When I was still overweight, I used every excuse in the book.

It's my genes.
I can't help it.
I've tried, and nothing works.
My body's just meant to be fat.

It's all crap. I was failing because I wasn't doing the things I needed to do. I was dieting, but not holding myself accountable, so I still overate. I was exercising, but also not enough and without making significant changes to my diet. Despite wanting to lose weight, I wasn't serious enough to stay on top of it.

Don't get me wrong. I hated being fat. I hated seeing myself in photos. I hated trying on clothes. However, lifestyle changes are hard, and it's so easy to make up excuses that do you little good.

While I was in the middle of losing weight, I got into an argument without someone who claimed that it was nearly impossible for an overweight person to successfully lose weight and that I was an exception.

It's only improbable because it is difficult to make dramatic lifestyle changes. For me to do it required holding myself accountable for how much I ate, and making a point to get exercise most days of the week. I rarely allow myself excuses or allowances for breaking away from my healthy habits, and that is the key. Yes, I will have to do this for the rest of my life. Oh noes! If you do not take care of your body, your health will fail that much sooner. A healthy diet and active lifestyle is still important even if you're not trying to lose weight.

However, I take offense at being dismissed. I don't think I'm the exception, and I don't think anyone actually wants to feel helpless and trapped in a situation.

This person even argued that some people could eat 1200 calories a day and gain weight because their bodies are just too efficient at using energy. I responded by saying that sounds like the perfect triathlete to me. If you can make a calorie go further, there's no reason not to do endurance-based activities. I did not get a response to that argument.

Today, though, I think you can start to throw out the "I can't help it cause it's in my genes" argument.

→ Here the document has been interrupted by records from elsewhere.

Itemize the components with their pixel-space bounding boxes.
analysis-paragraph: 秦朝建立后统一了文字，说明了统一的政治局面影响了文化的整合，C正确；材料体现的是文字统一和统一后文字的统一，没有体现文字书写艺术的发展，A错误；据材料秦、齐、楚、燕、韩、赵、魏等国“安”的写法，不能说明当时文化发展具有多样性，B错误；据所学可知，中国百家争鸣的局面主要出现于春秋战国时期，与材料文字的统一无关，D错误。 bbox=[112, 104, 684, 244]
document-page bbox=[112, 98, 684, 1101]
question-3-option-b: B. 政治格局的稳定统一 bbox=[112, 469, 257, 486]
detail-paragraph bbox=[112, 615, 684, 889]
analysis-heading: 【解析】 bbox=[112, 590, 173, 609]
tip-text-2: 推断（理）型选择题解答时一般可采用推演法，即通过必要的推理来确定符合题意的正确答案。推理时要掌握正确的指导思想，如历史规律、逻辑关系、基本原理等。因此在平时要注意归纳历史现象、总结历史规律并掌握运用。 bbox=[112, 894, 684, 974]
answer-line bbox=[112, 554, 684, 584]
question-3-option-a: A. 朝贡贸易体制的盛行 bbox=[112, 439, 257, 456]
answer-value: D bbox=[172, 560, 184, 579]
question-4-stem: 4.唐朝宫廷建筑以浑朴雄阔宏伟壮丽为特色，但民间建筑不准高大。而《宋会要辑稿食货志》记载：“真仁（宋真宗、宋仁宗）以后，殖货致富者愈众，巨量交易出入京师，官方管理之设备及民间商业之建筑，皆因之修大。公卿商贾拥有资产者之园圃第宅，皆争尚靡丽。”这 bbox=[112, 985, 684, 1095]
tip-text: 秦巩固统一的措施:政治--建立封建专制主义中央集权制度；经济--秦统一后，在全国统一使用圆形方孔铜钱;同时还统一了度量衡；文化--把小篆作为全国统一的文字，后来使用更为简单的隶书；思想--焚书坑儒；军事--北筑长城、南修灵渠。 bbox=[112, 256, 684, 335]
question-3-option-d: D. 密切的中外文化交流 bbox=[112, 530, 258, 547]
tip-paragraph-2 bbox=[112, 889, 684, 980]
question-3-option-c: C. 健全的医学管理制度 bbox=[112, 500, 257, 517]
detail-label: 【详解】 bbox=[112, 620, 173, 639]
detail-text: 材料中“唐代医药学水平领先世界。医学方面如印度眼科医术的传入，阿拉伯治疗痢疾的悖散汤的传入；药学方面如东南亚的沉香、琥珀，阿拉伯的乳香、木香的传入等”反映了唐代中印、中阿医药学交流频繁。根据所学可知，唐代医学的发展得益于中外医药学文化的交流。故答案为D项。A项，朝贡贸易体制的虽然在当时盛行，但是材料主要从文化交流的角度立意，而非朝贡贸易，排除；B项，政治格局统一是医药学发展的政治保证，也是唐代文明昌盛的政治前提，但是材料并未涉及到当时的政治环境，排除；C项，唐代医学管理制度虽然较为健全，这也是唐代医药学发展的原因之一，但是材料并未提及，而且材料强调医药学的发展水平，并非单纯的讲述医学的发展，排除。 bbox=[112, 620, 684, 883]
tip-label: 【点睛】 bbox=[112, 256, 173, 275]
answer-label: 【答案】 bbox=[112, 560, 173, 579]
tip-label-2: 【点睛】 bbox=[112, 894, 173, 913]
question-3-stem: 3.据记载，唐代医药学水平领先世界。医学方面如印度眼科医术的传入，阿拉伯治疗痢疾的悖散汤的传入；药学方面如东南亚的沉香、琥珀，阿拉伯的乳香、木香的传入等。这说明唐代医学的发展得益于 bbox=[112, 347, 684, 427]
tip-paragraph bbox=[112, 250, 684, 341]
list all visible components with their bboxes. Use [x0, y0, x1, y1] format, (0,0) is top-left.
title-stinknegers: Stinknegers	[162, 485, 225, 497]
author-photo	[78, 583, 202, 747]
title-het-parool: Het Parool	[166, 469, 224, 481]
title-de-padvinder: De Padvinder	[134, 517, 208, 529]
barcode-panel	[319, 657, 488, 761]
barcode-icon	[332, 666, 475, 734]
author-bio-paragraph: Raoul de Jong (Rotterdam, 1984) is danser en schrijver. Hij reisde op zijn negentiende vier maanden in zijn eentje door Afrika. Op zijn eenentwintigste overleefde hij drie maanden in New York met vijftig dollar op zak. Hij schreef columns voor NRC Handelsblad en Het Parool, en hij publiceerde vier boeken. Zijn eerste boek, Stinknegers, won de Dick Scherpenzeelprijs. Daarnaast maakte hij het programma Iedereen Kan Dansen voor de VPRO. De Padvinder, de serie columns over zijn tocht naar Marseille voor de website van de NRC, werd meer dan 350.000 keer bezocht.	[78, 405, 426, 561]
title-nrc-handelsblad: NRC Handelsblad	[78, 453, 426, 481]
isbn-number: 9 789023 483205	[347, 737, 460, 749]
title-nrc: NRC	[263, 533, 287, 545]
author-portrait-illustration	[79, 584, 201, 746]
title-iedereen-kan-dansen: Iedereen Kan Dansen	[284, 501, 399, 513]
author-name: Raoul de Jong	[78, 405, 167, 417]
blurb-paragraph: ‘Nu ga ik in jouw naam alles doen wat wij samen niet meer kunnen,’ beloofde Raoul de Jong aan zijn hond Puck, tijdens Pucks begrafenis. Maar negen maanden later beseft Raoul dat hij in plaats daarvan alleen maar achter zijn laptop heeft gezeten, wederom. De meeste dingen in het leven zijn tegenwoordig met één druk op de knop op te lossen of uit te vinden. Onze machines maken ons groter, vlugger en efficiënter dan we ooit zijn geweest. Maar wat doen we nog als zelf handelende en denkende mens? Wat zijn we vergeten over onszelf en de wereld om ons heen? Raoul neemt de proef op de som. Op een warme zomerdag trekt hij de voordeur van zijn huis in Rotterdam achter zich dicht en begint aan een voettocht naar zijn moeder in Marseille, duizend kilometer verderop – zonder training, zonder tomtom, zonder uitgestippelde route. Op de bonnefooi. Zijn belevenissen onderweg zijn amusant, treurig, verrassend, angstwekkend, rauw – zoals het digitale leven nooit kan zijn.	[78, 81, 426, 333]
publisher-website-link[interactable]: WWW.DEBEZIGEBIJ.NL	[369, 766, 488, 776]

Summary: researchers were study men with prostate cancer. The men, rather than go for conventional treatment, underwent some major lifestyle changes including filling theirs diets with fruits, vegetables, whole grains, legumes, and soy products; exercising 30 minutes a day; and spending an hour a day on stress management (meditation, etc.). They saw improvements in their health, but more importantly, the researchers saw changes in their genes (some genes became active and others became inactive).

I don't think genes alone make most people overweight, though, genes affect things like fat storage and possibly things related to how you build muscles and how well you absorb things from food. Genes and environment play the largest factors in obesity. Your genes you apparently can do a few things about. Your environment, you can do a lot about you. You have control over you. You control what you eat and how much. You can choose to be active or sedentary at any given moment. You are not helpless.